Alternative splicing landscape in Arabidopsis

Alternative splicing (AS) is a key regulatory mechanism that contributes to transcriptome and proteome diversity. As very few genome-wide studies analyzing AS in plants are available, we have performed high-throughput sequencing of a normalized cDNA library which resulted in a high coverage transcriptome map of Arabidopsis. We detect ~150,000 splice junctions derived mostly from typical plant introns, including a large number of U12 introns (2,069). Around 61% of multi-exonic genes are alternatively spliced under normal growth conditions. These values are much higher than previously reported and imply a significant role of AS in Arabidopsis transcriptome complexity. Moreover we provide experimental validation of 540 AS transcripts (from 256 genes coding for important regulatory factors) using high resolution RT-PCR and Sanger sequencing. Intron retention (IR) is the most frequent AS event (~40%) but many IRs have relatively low read coverage and are less well represented in assembled transcripts. Additionally ~51% of Arabidopsis genes produce AS transcripts which do not involve IR. Therefore the significance of IR in generating transcript diversity is in general overestimated. IR analysis allowed the identification of a large set of cryptic introns inside annotated exons. Importantly 29% of these cryptic introns are in frame indicating a role in protein diversity. Furthermore we show extensive AS coupled to nonsense-mediated decay in AFC2, encoding a highly conserved LAMMER kinase which phosphorylates splicing factors, thus establishing a complex loop in AS regulation. We provide the most comprehensive analysis of AS to date which will serve as a valuable resource for the plant community to study transcriptome complexity and gene regulation.

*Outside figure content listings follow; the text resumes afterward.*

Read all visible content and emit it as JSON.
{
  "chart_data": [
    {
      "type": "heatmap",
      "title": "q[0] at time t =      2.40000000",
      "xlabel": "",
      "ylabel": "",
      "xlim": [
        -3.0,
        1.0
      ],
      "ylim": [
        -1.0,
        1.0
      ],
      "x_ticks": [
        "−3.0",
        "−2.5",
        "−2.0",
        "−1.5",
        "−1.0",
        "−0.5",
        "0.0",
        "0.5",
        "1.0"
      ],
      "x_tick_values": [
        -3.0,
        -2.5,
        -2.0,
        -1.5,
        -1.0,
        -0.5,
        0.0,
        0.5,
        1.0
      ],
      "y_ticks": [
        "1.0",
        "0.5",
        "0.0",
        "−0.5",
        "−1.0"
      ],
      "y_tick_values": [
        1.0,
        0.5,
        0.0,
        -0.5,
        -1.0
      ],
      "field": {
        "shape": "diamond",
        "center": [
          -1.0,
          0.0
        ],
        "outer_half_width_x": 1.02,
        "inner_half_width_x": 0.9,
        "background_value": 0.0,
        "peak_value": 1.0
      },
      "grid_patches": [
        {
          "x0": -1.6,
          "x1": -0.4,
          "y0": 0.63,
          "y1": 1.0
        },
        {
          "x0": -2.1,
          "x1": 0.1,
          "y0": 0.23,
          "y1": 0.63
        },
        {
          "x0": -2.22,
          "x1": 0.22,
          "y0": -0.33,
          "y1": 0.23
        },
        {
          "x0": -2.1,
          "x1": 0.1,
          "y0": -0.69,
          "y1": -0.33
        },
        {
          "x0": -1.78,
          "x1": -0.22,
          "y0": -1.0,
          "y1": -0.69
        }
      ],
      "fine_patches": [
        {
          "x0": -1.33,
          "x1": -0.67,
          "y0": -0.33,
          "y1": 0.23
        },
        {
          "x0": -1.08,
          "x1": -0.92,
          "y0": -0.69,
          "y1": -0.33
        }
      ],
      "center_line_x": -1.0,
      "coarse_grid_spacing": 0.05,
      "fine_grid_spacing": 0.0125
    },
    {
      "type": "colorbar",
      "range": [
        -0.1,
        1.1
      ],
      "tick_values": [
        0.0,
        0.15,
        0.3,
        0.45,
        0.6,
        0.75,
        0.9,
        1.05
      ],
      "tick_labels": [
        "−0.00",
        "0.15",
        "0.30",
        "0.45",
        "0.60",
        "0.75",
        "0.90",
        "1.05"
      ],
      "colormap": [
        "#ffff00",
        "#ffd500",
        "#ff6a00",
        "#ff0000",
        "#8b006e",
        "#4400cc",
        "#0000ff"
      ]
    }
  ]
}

可变剪接（Alternative splicing, AS）是促成转录组与蛋白质组多样性的关键调控机制。鉴于目前已发表的植物全基因组水平可变剪接研究寥寥无几，本研究对归一化互补DNA（complementary DNA, cDNA）文库开展高通量测序，构建了覆盖度极高的拟南芥（Arabidopsis）转录组图谱。本研究共检测到约15万个剪接位点，其来源多为典型的植物内含子，其中包含2069个U12型内含子。正常生长条件下，约61%的多外显子基因发生可变剪接。该数值远高于此前报道结果，提示可变剪接在拟南芥转录组复杂性调控中发挥重要作用。此外，本研究通过高分辨率逆转录聚合酶链反应（reverse transcription polymerase chain reaction, RT-PCR）与桑格测序（Sanger sequencing），对来自256个编码重要调控因子的基因的540条可变剪接转录本进行了实验验证。内含子滞留（Intron retention, IR）是最为常见的可变剪接事件（占比约40%），但多数内含子滞留事件的测序读段覆盖度相对较低，在组装得到的转录本中占比也偏低。此外，约51%的拟南芥基因所产生的可变剪接转录本并不涉及内含子滞留事件，由此可见，学界对于内含子滞留在转录组多样性生成中的作用普遍存在高估。对内含子滞留的分析还鉴定出一大批注释外显子内部的隐蔽内含子。值得注意的是，其中29%的隐蔽内含子处于开放阅读框内，提示其可参与蛋白质多样性的调控。进一步研究发现，在编码高度保守的LAMMER激酶（可磷酸化剪接因子）的AFC2基因中，存在大量与无义介导的mRNA降解（nonsense-mediated decay, NMD）相关联的可变剪接事件，由此构建了可变剪接调控的复杂反馈环路。本研究提供了截至目前最为全面的可变剪接分析数据，将为植物学界开展转录组复杂性与基因调控相关研究提供宝贵的参考资源。